Author response: We added a few more "predicted". However, we did not want to abandon the term 'pol-cassette' as it is descriptive and succinct.

Reviewer's report 3

Martijn Huynen, Nijmegen Center for Molecular Life Sciences University Medical Center St. Radboud p/a Center for Molecular and Biomolecular Informatics, Nijmegen, Netherlands

This paper provides a highly interesting and well documented hypothesis about a cluster of genes that E. Koonin and co-workers have discovered some time ago. By combining biological knowledge with bioinformatics methods and creative thinking the authors propose that Archaea and to a bit lesser extent Bacteria posses an RNA-interference-based immune system involving CRISPR and cas genes, that is analogous the eukaryotic RNA interference systems. Although aspects of this hypothesis have been published before, specifically with respect to CRISPR, this paper is, as far as I can tell, the first that makes the analogy between the cas genes and the RNA interference system. The idea that prokaryotic genomes would internalize pieces of foreign DNA in order to be able to defend themselves against it, thus having an immune system with a memory, would be an interesting example of Lamarckian evolution.

I do have some questions and editorial comments that I think should be addressed.

1) Do the authors have any idea why this system has the phylogenetic distribution that it does, being present in such a small genome as the nanoarchaeon, but not in e.g. the majority of Firmicutes

Author response: No mechanistic idea, unfortunate as this might be. We added some additional discussion of the ultimate origin of CASS (see the response to Patrick Forterre).
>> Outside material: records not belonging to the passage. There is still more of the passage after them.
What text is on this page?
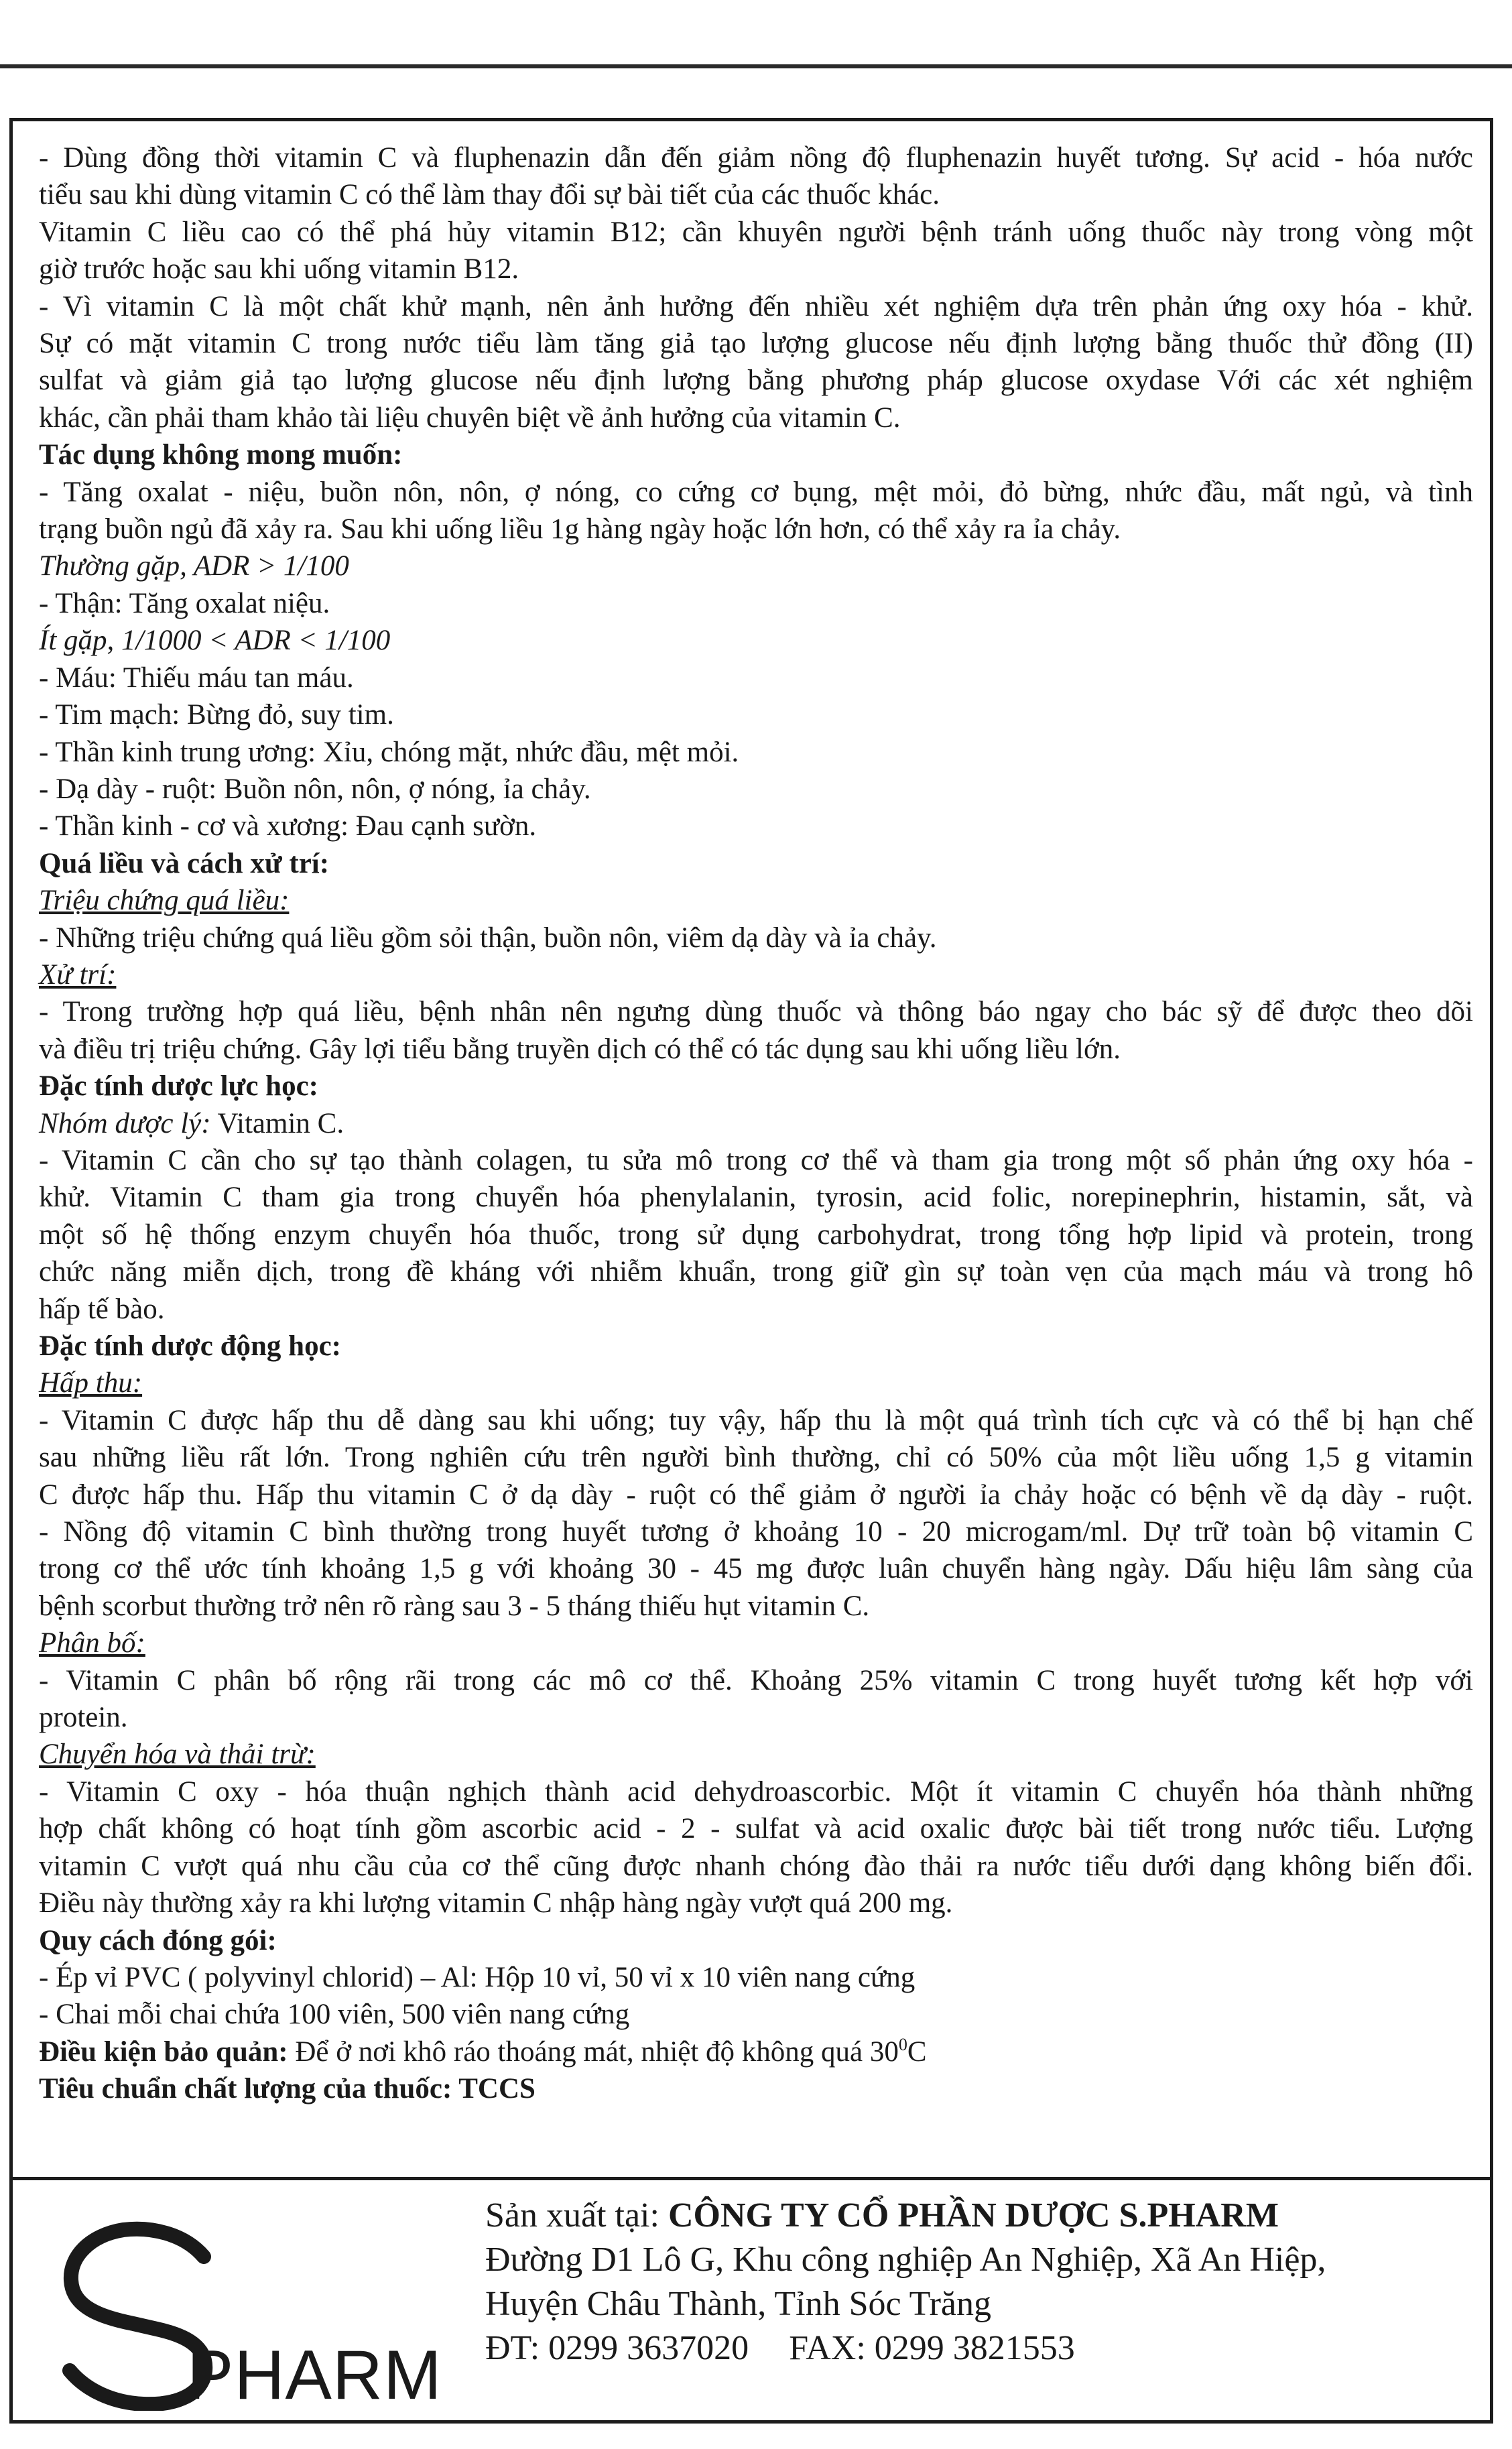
- Dùng đồng thời vitamin C và fluphenazin dẫn đến giảm nồng độ fluphenazin huyết tương. Sự acid - hóa nước
tiểu sau khi dùng vitamin C có thể làm thay đổi sự bài tiết của các thuốc khác.
Vitamin C liều cao có thể phá hủy vitamin B12; cần khuyên người bệnh tránh uống thuốc này trong vòng một
giờ trước hoặc sau khi uống vitamin B12.
- Vì vitamin C là một chất khử mạnh, nên ảnh hưởng đến nhiều xét nghiệm dựa trên phản ứng oxy hóa - khử.
Sự có mặt vitamin C trong nước tiểu làm tăng giả tạo lượng glucose nếu định lượng bằng thuốc thử đồng (II)
sulfat và giảm giả tạo lượng glucose nếu định lượng bằng phương pháp glucose oxydase Với các xét nghiệm
khác, cần phải tham khảo tài liệu chuyên biệt về ảnh hưởng của vitamin C.
Tác dụng không mong muốn:
- Tăng oxalat - niệu, buồn nôn, nôn, ợ nóng, co cứng cơ bụng, mệt mỏi, đỏ bừng, nhức đầu, mất ngủ, và tình
trạng buồn ngủ đã xảy ra. Sau khi uống liều 1g hàng ngày hoặc lớn hơn, có thể xảy ra ỉa chảy.
Thường gặp, ADR > 1/100
- Thận: Tăng oxalat niệu.
Ít gặp, 1/1000 < ADR < 1/100
- Máu: Thiếu máu tan máu.
- Tim mạch: Bừng đỏ, suy tim.
- Thần kinh trung ương: Xỉu, chóng mặt, nhức đầu, mệt mỏi.
- Dạ dày - ruột: Buồn nôn, nôn, ợ nóng, ỉa chảy.
- Thần kinh - cơ và xương: Đau cạnh sườn.
Quá liều và cách xử trí:
Triệu chứng quá liều:
- Những triệu chứng quá liều gồm sỏi thận, buồn nôn, viêm dạ dày và ỉa chảy.
Xử trí:
- Trong trường hợp quá liều, bệnh nhân nên ngưng dùng thuốc và thông báo ngay cho bác sỹ để được theo dõi
và điều trị triệu chứng. Gây lợi tiểu bằng truyền dịch có thể có tác dụng sau khi uống liều lớn.
Đặc tính dược lực học:
Nhóm dược lý: Vitamin C.
- Vitamin C cần cho sự tạo thành colagen, tu sửa mô trong cơ thể và tham gia trong một số phản ứng oxy hóa -
khử. Vitamin C tham gia trong chuyển hóa phenylalanin, tyrosin, acid folic, norepinephrin, histamin, sắt, và
một số hệ thống enzym chuyển hóa thuốc, trong sử dụng carbohydrat, trong tổng hợp lipid và protein, trong
chức năng miễn dịch, trong đề kháng với nhiễm khuẩn, trong giữ gìn sự toàn vẹn của mạch máu và trong hô
hấp tế bào.
Đặc tính dược động học:
Hấp thu:
- Vitamin C được hấp thu dễ dàng sau khi uống; tuy vậy, hấp thu là một quá trình tích cực và có thể bị hạn chế
sau những liều rất lớn. Trong nghiên cứu trên người bình thường, chỉ có 50% của một liều uống 1,5 g vitamin
C được hấp thu. Hấp thu vitamin C ở dạ dày - ruột có thể giảm ở người ỉa chảy hoặc có bệnh về dạ dày - ruột.
- Nồng độ vitamin C bình thường trong huyết tương ở khoảng 10 - 20 microgam/ml. Dự trữ toàn bộ vitamin C
trong cơ thể ước tính khoảng 1,5 g với khoảng 30 - 45 mg được luân chuyển hàng ngày. Dấu hiệu lâm sàng của
bệnh scorbut thường trở nên rõ ràng sau 3 - 5 tháng thiếu hụt vitamin C.
Phân bố:
- Vitamin C phân bố rộng rãi trong các mô cơ thể. Khoảng 25% vitamin C trong huyết tương kết hợp với
protein.
Chuyển hóa và thải trừ:
- Vitamin C oxy - hóa thuận nghịch thành acid dehydroascorbic. Một ít vitamin C chuyển hóa thành những
hợp chất không có hoạt tính gồm ascorbic acid - 2 - sulfat và acid oxalic được bài tiết trong nước tiểu. Lượng
vitamin C vượt quá nhu cầu của cơ thể cũng được nhanh chóng đào thải ra nước tiểu dưới dạng không biến đổi.
Điều này thường xảy ra khi lượng vitamin C nhập hàng ngày vượt quá 200 mg.
Quy cách đóng gói:
- Ép vỉ PVC ( polyvinyl chlorid) – Al: Hộp 10 vỉ, 50 vỉ x 10 viên nang cứng
- Chai mỗi chai chứa 100 viên, 500 viên nang cứng
Điều kiện bảo quản: Để ở nơi khô ráo thoáng mát, nhiệt độ không quá $30^0C$
Tiêu chuẩn chất lượng của thuốc: TCCS
PHARM
Sản xuất tại: CÔNG TY CỔ PHẦN DƯỢC S.PHARM
Đường D1 Lô G, Khu công nghiệp An Nghiệp, Xã An Hiệp,
Huyện Châu Thành, Tỉnh Sóc Trăng
ĐT: 0299 3637020 FAX: 0299 3821553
2) concerning the feasibilty of the system proposed by the authors: Is there anything known about how many fiendly DNAs a prokaryote encounters in daily life, and how does that compare to the number of different elements in a CRISPR ?

Author response: Not enough for this particular comparison. However, it is well known that phages are extremely abundant, much more so than bacteria or archaea, and in the revised manuscript, we refer to this more specifically, with the corresponding references.

3) Regarding the Lamarckian scheme: That the unique element of the CRISPR correspond to highly conserved, essential elements of phage genes suggests that selection on genetic variation also plays role here. So the scheme would be partly Lamarckian.

Author response: Probably, so. The way we state it in the text "CASS seems to come closest to a true Lamarckian mode of evolution among all known systems of heredity" is compatible with this view.

4) I am not so convinced by the argument on page 3 that the results imply that even among closely related prokaryotes the most commonly encountered phages are different. First of all, it is more a corollary of the hypothesis, but second, it could also reflect the high turnover of phages over time, rather than niche.

Author response: This is a very good idea, we now mention this possibility both in the Abstract and in the Discussion.

5) I am puzzled on the involvement of more or less randomly selected pieces of DNA from foreign DNA/RNA in exactly the same location in the secondary structure of the psiRNA (the top of the hairpin). Does this pattern occur more often?

Author response: The situation when the insert forms a stem of varying stability with parts of the repeats is common but not universal. The positions of the inserts are not exactly the same although they are, indeed, very similar, and the stems in which the inserts are involved are imperfect. Of course, the exciting possibility exists that the CRISPR inserts are specifically selected for their ability to base-pair with the repeats, however, we do not have enough data to make that claim.